Autumn has fallen and it’s time once more to celebrate the primal, compulsive instinct of fear. Rainestorm finishes its horror trilogy and goes to the well one last time to highlight 31 days of spooky scares that season the eerie atmosphere of Halloween.

Hex cast: 2003

'Wrong Turn'
The lesson here is… sunscreen.

The charm: When Deliverance meets The Texas Chainsaw Massacre, the result is an unsettling thriller that’s better than it has any right to be. Director Rob Schmidt surprisingly shuns cheap sight gags in favor of mounting tension. It may not be completely surprising but neither does it take your viewership for granted. Some clever and interesting sequences are constructed, particularly a mid-film chase from an abandoned watchtower to a neighboring tree. The characters don’t make blatantly idiotic decisions so you’re not forced to hate them, and the actors wisely play their parts straight, which is a nice change from the usual wink-and-a-nudge indulgences of most B horror films. Eliza Dushku’s performance capably holds the film together, and you can never have too much Jeremy Sisto.

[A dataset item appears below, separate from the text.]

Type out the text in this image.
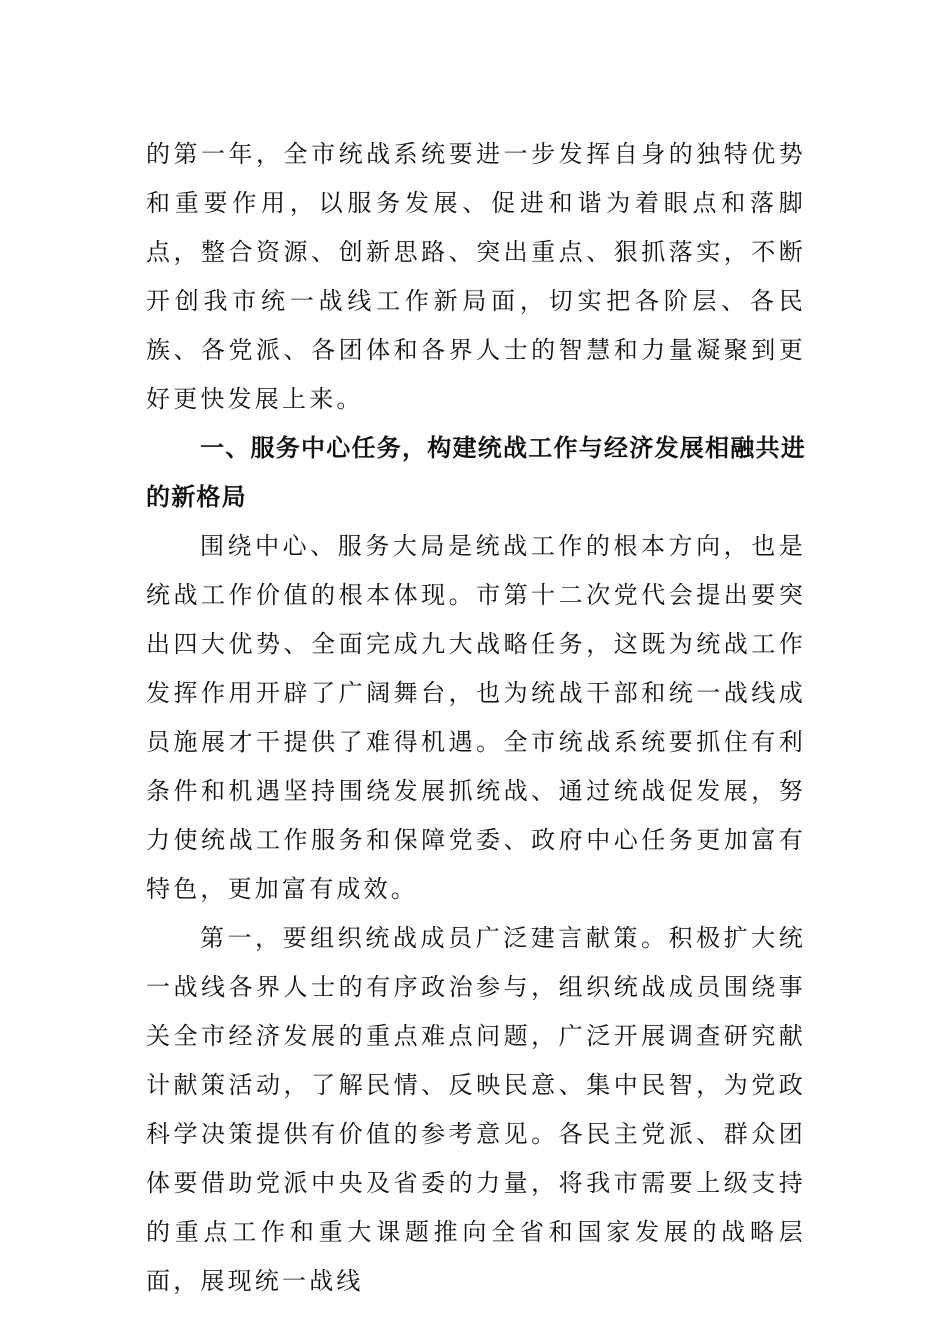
的第一年，全市统战系统要进一步发挥自身的独特优势和重要作用，以服务发展、促进和谐为着眼点和落脚点，整合资源、创新思路、突出重点、狠抓落实，不断开创我市统一战线工作新局面，切实把各阶层、各民族、各党派、各团体和各界人士的智慧和力量凝聚到更好更快发展上来。

一、服务中心任务，构建统战工作与经济发展相融共进的新格局

围绕中心、服务大局是统战工作的根本方向，也是统战工作价值的根本体现。市第十二次党代会提出要突出四大优势、全面完成九大战略任务，这既为统战工作发挥作用开辟了广阔舞台，也为统战干部和统一战线成员施展才干提供了难得机遇。全市统战系统要抓住有利条件和机遇坚持围绕发展抓统战、通过统战促发展，努力使统战工作服务和保障党委、政府中心任务更加富有特色，更加富有成效。

第一，要组织统战成员广泛建言献策。积极扩大统一战线各界人士的有序政治参与，组织统战成员围绕事关全市经济发展的重点难点问题，广泛开展调查研究献计献策活动，了解民情、反映民意、集中民智，为党政科学决策提供有价值的参考意见。各民主党派、群众团体要借助党派中央及省委的力量，将我市需要上级支持的重点工作和重大课题推向全省和国家发展的战略层面，展现统一战线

Focal point: Four terrified survivors attempt to sneak past the bodies of three dozing cannibals enjoying their post-repast nap.

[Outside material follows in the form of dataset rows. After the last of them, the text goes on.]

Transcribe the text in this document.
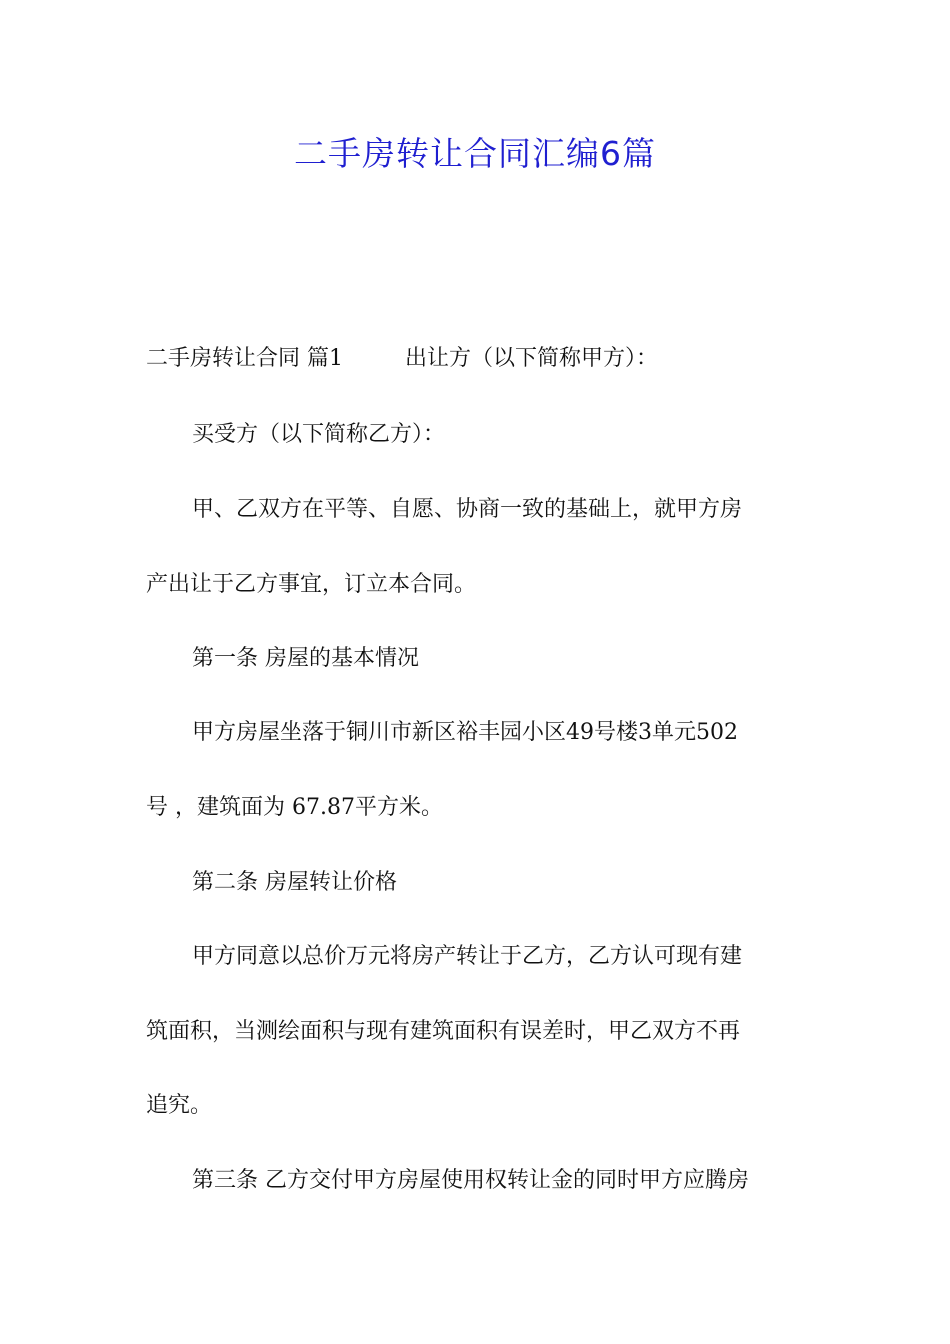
二手房转让合同汇编6篇
二手房转让合同 篇1	出让方（以下简称甲方）：
买受方（以下简称乙方）：
甲、乙双方在平等、自愿、协商一致的基础上，就甲方房
产出让于乙方事宜，订立本合同。
第一条 房屋的基本情况
甲方房屋坐落于铜川市新区裕丰园小区49号楼3单元502
号 ，建筑面为 67.87平方米。
第二条 房屋转让价格
甲方同意以总价万元将房产转让于乙方，乙方认可现有建
筑面积，当测绘面积与现有建筑面积有误差时，甲乙双方不再
追究。
第三条 乙方交付甲方房屋使用权转让金的同时甲方应腾房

Entrancing trivia: During one of the last scenes in the movie, Eliza Dushku actually set actor Julian Richings (Three Finger) on fire.

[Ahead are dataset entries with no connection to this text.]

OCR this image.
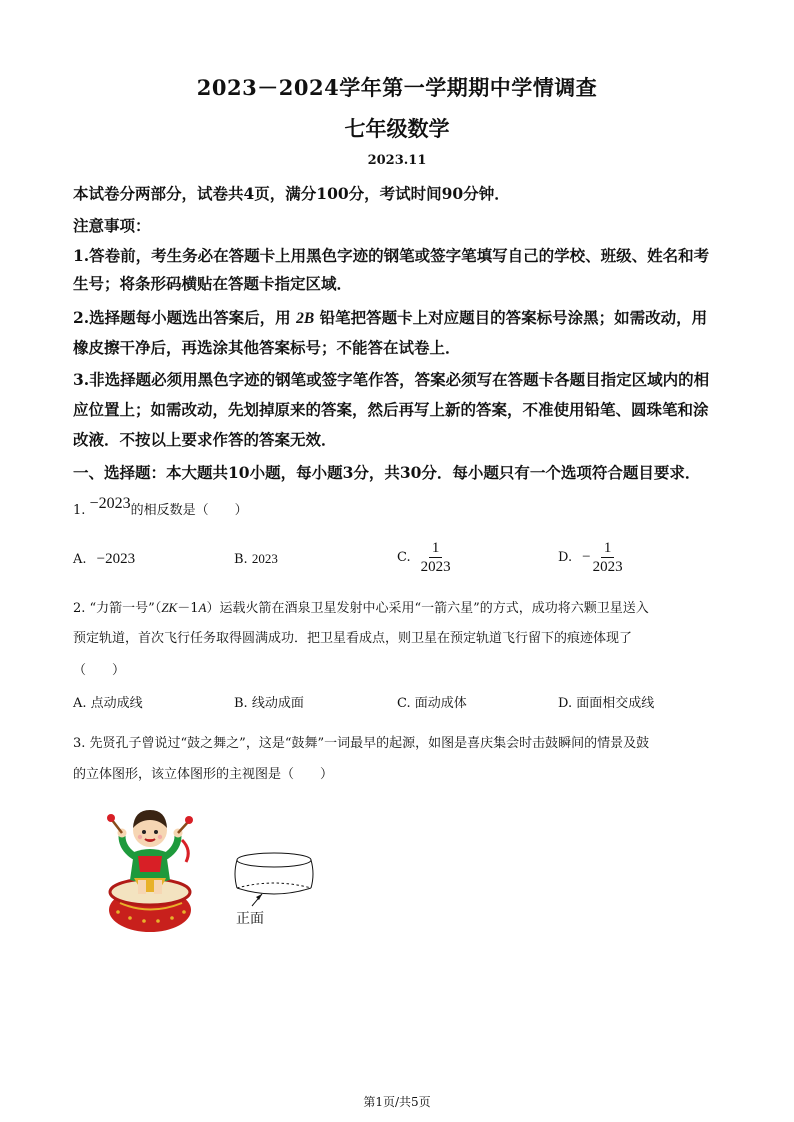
2023－2024学年第一学期期中学情调查
七年级数学
2023.11
本试卷分两部分，试卷共4页，满分100分，考试时间90分钟．
注意事项：
1.答卷前，考生务必在答题卡上用黑色字迹的钢笔或签字笔填写自己的学校、班级、姓名和考
生号；将条形码横贴在答题卡指定区域．
2.选择题每小题选出答案后，用 2B 铅笔把答题卡上对应题目的答案标号涂黑；如需改动，用
橡皮擦干净后，再选涂其他答案标号；不能答在试卷上．
3.非选择题必须用黑色字迹的钢笔或签字笔作答，答案必须写在答题卡各题目指定区域内的相
应位置上；如需改动，先划掉原来的答案，然后再写上新的答案，不准使用铅笔、圆珠笔和涂
改液．不按以上要求作答的答案无效．
一、选择题：本大题共10小题，每小题3分，共30分．每小题只有一个选项符合题目要求．
1. −2023的相反数是（　　）
A. −2023	B. 2023	C. $\frac{1}{2023}$	D. − $\frac{1}{2023}$
2. “力箭一号”（ZK－1A）运载火箭在酒泉卫星发射中心采用“一箭六星”的方式，成功将六颗卫星送入
预定轨道，首次飞行任务取得圆满成功．把卫星看成点，则卫星在预定轨道飞行留下的痕迹体现了
（　　）
A. 点动成线	B. 线动成面	C. 面动成体	D. 面面相交成线
3. 先贤孔子曾说过“鼓之舞之”，这是“鼓舞”一词最早的起源，如图是喜庆集会时击鼓瞬间的情景及鼓
的立体图形，该立体图形的主视图是（　　）
正面
第1页/共5页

Speak the words: “The next time she gets dumped, we’ll take her to New York.”

Companion spell: The Texas Chainsaw Massacre (1974). Tobe Hooper’s deranged classic swaps out the West Virginia forest for the Texas countryside. You’ll never look at a meat hook the same way again.

Cursed by: The Hills Have Eyes (1977). Wes Craven’s original mutant horror show, which I admit I have never seen. Some look at Wrong Turn as a cheap knock-off, and does West Virginia really need another movie that paints them as toothless, deformed, backwater hillbillies?